Every brainjar operation is available as an MCP tool. The main categories:

ToolDescription
soul_create, soul_show, soul_update, soul_use, soul_dropManage souls
persona_create, persona_show, persona_update, persona_use, persona_dropManage personas
rules_create, rules_show, rules_update, rules_add, rules_removeManage rules
brain_save, brain_show, brain_use, brain_dropManage brains
composeAssemble a subagent prompt from brain or ad-hoc layers
status, syncCheck and sync active configuration
pack_export, pack_importShare configurations

The full tool list matches the CLI reference — every command has an MCP equivalent.

The compose tool is the bridge between brainjar and multi-agent workflows.
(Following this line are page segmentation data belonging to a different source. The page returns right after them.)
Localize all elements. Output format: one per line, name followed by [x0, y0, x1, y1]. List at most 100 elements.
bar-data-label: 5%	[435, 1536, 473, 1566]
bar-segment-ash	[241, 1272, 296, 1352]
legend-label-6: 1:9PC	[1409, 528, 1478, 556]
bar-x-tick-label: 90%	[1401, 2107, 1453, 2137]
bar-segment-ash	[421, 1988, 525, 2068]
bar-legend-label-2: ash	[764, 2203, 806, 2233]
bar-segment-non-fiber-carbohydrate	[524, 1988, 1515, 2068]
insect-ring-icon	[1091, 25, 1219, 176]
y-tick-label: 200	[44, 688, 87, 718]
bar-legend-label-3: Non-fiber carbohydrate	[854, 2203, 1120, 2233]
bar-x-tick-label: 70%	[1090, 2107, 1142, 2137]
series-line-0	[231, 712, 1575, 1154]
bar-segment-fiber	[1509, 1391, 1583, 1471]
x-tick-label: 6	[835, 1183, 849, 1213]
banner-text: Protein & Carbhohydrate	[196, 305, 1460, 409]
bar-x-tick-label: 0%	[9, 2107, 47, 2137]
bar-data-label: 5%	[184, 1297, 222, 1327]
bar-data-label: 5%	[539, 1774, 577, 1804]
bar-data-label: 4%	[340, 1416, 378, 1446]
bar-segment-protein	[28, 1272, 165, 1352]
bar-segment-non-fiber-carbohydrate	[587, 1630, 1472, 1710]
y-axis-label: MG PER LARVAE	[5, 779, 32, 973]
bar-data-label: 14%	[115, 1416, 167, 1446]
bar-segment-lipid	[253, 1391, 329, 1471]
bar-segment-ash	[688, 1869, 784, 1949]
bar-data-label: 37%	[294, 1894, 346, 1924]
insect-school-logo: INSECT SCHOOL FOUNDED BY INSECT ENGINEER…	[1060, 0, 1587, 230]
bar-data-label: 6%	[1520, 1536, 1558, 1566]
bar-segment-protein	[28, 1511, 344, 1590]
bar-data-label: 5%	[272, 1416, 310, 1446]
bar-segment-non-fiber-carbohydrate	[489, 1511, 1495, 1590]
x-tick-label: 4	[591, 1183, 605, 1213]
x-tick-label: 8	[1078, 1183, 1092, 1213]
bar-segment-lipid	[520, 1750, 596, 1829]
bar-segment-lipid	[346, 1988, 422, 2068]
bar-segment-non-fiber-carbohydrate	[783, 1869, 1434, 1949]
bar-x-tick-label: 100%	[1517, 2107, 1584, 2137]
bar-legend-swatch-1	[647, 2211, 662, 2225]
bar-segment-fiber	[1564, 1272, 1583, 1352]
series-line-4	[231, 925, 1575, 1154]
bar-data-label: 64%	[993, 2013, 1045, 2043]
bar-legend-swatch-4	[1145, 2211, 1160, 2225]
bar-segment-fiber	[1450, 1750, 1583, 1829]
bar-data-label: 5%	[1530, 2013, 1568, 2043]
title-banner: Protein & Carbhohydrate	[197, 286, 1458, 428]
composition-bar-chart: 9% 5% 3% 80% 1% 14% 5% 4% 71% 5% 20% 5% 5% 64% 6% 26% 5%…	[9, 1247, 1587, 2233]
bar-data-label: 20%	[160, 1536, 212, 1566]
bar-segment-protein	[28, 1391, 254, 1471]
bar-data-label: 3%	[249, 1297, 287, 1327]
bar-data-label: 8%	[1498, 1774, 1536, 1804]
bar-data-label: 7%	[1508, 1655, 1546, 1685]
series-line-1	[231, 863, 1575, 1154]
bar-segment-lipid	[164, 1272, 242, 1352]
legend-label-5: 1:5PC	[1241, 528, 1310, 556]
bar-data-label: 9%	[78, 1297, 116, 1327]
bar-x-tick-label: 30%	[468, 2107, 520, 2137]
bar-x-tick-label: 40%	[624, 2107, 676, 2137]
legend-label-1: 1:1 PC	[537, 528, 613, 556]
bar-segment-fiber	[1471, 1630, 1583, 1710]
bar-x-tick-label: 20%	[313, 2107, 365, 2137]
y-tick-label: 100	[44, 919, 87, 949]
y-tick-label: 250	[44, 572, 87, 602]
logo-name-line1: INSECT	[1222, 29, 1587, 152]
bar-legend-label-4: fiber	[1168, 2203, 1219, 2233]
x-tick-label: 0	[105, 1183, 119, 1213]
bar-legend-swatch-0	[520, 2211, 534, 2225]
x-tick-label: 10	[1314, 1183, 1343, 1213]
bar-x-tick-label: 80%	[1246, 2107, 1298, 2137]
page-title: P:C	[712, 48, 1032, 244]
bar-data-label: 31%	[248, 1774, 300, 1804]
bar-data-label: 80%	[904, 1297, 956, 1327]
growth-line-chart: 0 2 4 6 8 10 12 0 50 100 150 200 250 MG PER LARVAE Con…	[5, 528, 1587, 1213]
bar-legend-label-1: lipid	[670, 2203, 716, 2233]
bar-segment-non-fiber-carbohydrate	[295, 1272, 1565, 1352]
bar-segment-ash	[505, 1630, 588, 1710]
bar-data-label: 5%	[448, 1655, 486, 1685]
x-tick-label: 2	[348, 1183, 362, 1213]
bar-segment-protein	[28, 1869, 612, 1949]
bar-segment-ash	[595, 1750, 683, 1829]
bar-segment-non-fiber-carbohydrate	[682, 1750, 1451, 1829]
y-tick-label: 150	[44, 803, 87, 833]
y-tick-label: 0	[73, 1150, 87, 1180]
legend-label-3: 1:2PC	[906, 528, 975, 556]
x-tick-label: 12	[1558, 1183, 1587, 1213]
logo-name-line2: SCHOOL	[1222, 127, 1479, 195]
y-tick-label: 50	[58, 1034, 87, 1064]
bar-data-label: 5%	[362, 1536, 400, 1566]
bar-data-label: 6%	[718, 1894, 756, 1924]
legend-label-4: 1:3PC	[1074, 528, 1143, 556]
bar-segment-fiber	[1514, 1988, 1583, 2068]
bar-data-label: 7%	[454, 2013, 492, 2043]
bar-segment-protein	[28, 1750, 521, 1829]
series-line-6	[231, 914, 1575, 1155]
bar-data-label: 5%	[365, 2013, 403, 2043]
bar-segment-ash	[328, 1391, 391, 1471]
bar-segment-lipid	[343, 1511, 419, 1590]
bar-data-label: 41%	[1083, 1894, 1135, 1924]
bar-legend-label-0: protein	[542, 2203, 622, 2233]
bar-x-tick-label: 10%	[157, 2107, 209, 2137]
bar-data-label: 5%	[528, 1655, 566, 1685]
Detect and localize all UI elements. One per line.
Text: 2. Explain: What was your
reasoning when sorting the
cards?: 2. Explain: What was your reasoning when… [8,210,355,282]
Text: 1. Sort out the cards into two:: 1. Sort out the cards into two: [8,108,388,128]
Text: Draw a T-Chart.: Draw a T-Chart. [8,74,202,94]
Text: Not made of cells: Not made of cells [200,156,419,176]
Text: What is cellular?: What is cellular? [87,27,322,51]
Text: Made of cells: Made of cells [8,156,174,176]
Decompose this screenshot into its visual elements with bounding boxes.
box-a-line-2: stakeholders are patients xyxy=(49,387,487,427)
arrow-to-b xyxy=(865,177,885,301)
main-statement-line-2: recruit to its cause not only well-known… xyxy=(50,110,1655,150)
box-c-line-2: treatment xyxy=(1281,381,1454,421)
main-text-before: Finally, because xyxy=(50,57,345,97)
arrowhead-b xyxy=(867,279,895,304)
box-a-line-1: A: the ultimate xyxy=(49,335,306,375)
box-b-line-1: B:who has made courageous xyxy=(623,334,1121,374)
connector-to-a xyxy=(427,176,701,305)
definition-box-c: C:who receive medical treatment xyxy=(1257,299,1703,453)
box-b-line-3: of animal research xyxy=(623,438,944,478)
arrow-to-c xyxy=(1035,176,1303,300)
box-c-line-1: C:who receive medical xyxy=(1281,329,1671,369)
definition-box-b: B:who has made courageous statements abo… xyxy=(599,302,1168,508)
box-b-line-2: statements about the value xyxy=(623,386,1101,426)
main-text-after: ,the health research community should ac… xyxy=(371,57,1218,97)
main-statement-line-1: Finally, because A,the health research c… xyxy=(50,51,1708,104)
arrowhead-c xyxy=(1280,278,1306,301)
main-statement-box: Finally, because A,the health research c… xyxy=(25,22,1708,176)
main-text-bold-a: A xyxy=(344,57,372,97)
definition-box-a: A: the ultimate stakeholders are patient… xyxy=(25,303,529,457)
It assembles a full prompt (soul + persona + rules + task) and returns it as a structured response:

result = mcp__brainjar__compose(brain="reviewer", task="Review the auth changes in src/auth/")

The returned prompt is ready to pass to the Agent tool:

Agent(prompt=result.prompt, description="Review auth changes")

For parallel work, add worktree isolation so agents don’t conflict on files:

Agent(prompt=result.prompt, description="Implement auth module", isolation="worktree")

This is how coordinator personas (like a CTO or tech lead) orchestrate specialist teams — composing the right brain for each subtask and dispatching agents with full context. See Orchestration Patterns for detailed workflows.

brainjar offers three ways for agents to interact:

MethodBest for
MCP serverPrimary path. Native tool calls, structured responses, orchestration via compose.
CLIScripting, CI pipelines, manual use in terminal. Agents can shell out but it’s less ergonomic.
Skill filesSlash-command shortcuts (e.g., /brainjar status). Complements MCP — doesn’t replace it.

Use MCP as the default. Fall back to CLI for automation outside agent sessions. Add skill files if you want slash-command convenience on top.